Все эти свирепые люди, в душе которых рождались до сих пор одни лишь кровожадные замыслы, выражали ей свою покорность самыми трогательными и нежными способами, словно очищенные ее невинностью и тронутые ее горем. Антония постепенно привыкала видеть их и рассказывать им о тех причудливых грезах, что сменяли друг друга в ее больном воображении. Один только Жан Сбогар, несмотря на то, что лицо его всегда было закрыто черным крепом или забралом шлема, не осмеливался появляться возле нее иначе, как во время ее сна или в те минуты, когда она бывала в бреду и никого не узнавала; только тогда мог он упиваться мучительным созерцанием любимой, не опасаясь внушить ей страх и отвращение. Но все же однажды, не в силах более скрывать терзавшие его чувства, он упал к ее ногам и глухо вскричал сквозь рыдания: — Антония, дорогая Антония!

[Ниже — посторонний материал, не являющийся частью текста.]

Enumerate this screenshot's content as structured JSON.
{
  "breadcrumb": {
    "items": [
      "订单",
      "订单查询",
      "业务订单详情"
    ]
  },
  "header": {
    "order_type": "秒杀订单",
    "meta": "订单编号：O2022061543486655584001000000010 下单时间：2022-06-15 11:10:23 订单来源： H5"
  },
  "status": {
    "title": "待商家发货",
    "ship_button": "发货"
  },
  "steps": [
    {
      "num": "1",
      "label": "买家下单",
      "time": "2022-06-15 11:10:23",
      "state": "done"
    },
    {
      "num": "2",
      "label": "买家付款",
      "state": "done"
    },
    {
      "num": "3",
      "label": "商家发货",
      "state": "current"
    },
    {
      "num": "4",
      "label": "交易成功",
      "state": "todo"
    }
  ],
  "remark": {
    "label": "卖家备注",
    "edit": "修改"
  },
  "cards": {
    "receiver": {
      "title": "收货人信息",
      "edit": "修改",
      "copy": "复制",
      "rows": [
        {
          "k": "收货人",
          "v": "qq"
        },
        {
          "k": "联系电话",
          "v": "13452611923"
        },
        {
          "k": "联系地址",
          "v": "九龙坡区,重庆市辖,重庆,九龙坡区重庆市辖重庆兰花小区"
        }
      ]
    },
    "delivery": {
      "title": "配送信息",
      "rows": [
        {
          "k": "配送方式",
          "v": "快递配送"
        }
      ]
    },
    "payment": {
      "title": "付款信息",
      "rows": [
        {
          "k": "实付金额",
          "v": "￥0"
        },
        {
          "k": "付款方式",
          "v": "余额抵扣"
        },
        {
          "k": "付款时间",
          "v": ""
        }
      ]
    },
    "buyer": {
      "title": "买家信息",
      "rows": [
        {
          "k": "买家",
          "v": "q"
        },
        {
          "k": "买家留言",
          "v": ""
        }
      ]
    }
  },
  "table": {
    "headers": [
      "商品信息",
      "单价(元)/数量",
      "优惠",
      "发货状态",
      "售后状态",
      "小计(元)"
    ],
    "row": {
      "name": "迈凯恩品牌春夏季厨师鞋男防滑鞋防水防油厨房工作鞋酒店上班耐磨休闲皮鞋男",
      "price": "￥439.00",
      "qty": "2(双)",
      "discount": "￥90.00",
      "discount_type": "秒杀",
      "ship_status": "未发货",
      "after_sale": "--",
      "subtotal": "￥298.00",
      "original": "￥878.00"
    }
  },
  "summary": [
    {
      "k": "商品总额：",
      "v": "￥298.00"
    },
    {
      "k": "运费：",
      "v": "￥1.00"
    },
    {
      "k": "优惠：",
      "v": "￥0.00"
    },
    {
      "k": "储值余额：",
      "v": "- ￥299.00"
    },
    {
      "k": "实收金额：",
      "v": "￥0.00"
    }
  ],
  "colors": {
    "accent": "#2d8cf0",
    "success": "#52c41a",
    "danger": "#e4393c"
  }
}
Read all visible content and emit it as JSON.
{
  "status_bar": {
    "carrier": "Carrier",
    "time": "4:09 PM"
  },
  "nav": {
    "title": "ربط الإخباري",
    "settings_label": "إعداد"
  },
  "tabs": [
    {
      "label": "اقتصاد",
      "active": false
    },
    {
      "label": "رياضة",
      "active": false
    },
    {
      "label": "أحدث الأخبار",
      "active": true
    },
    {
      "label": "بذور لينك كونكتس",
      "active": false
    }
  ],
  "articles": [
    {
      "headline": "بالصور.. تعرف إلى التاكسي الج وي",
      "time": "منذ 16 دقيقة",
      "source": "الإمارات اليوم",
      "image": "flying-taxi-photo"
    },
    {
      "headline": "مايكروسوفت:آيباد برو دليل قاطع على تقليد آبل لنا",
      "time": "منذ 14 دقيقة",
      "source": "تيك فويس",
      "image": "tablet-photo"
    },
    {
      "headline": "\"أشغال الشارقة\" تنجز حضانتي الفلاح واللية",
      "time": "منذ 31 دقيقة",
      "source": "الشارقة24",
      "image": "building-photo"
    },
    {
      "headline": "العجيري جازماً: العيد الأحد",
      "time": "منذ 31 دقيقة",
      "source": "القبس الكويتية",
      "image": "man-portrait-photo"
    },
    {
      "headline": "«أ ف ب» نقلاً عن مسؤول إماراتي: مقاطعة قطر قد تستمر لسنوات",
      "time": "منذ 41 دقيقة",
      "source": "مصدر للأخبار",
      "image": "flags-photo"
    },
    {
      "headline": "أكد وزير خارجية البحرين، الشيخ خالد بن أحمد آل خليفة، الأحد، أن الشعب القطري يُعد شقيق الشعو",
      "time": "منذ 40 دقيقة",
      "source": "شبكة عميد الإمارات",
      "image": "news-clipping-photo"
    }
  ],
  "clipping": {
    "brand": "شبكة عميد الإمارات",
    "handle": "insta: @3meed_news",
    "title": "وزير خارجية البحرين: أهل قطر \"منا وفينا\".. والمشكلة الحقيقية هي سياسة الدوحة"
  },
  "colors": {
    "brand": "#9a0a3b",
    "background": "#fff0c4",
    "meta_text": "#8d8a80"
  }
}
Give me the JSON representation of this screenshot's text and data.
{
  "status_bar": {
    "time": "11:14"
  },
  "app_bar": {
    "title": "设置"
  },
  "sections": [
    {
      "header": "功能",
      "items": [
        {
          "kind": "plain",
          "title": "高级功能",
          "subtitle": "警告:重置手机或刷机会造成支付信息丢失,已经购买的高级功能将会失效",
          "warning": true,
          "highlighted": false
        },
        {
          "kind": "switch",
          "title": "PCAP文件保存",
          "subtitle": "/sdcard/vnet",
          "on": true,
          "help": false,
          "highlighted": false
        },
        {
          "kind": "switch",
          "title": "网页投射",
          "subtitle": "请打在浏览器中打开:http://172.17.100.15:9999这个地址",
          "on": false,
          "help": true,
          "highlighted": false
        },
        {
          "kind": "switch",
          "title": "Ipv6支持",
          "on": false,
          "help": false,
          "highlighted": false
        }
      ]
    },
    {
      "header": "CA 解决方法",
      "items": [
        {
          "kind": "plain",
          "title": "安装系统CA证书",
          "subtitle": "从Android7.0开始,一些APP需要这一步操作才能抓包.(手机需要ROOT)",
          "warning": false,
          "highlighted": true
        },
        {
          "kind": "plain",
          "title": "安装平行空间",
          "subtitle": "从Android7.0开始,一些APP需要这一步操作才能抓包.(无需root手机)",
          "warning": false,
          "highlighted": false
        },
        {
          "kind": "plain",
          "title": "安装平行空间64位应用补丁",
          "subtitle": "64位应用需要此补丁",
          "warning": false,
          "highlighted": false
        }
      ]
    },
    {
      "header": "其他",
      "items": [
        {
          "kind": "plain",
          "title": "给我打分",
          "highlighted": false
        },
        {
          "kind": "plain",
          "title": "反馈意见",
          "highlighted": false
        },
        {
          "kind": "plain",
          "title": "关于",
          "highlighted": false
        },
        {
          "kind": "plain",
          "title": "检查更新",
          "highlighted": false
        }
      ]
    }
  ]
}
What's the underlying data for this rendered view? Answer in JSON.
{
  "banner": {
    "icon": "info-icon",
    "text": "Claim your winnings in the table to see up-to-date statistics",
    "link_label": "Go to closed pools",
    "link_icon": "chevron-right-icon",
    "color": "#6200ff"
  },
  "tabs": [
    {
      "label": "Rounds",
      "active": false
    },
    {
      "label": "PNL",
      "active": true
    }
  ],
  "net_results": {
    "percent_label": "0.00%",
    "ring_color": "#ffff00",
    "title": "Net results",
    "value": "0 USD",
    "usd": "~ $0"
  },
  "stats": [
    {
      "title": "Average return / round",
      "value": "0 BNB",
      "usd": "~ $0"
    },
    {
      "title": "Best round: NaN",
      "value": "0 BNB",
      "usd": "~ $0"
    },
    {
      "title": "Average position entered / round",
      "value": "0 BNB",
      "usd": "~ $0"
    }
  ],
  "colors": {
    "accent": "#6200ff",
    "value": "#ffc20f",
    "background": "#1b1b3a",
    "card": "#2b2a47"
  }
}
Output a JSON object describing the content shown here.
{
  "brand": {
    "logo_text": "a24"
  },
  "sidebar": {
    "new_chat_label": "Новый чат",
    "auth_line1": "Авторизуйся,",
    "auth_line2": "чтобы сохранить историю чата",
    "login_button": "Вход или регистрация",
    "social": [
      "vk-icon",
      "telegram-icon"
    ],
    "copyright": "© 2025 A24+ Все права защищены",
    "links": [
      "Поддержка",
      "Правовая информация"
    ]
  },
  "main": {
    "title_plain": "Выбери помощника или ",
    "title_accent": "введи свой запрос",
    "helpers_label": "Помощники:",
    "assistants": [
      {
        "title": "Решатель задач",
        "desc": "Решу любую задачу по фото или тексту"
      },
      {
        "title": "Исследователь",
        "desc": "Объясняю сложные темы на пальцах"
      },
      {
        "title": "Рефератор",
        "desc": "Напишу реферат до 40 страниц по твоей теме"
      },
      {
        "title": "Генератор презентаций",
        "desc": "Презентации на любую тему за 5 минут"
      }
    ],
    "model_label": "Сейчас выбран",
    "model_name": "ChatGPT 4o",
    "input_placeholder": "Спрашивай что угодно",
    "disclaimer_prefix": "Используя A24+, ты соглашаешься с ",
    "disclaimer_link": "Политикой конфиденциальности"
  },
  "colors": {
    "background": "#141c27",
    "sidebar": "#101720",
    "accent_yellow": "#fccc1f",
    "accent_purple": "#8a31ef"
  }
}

Она повернулась в его сторону и ласково поглядела на него. Он хотел тотчас же удалиться, но она сделала ему знак, чтобы он оставался, и он остановился, склонив голову на грудь, всем своим видом выражая повиновение и внимание.
— Антония! — произнесла она после минуты молчания. — Это, кажется, в самом деле мое имя; так называли меня в доме, где я родилась; мне тогда обещали, что я буду счастлива. Слушай, — сказала она, взяв разбойника за руку, — я хочу рассказать тебе одну тайну. В дни моей ранней юности, когда я думала, что жить так легко и отрадно, когда кровь еще не пылала в моих жилах, когда щеки мои не горели от слез, когда я не видела духов, что носятся по лесам, разверзают землю, топнув ногой, и открывают в ней бездны глубже моря, выбрасывая оттуда потоки огня; когда души убийц, не знающие покоя в могиле, еще не кружились вкруг меня с жестоким смехом, когда, пробудившись, мне не приходилось отрывать от себя ядовитую змею, вцепившуюся мне в волосы, змею, голова которой в синеватой ядовитой пене покоится у меня на шее… В те далекие дни я знала одного ангела, странствовавшего на земле; лицо его тронуло бы сердце отцеубийцы. Но я только мельком видела его, потому что господь отнял его у меня, позавидовав моему счастью… Я называла его Лотарио, моим Лотарио… Помню, у нас был дворец — далеко-далеко, в горах. Никогда не найти мне туда дороги…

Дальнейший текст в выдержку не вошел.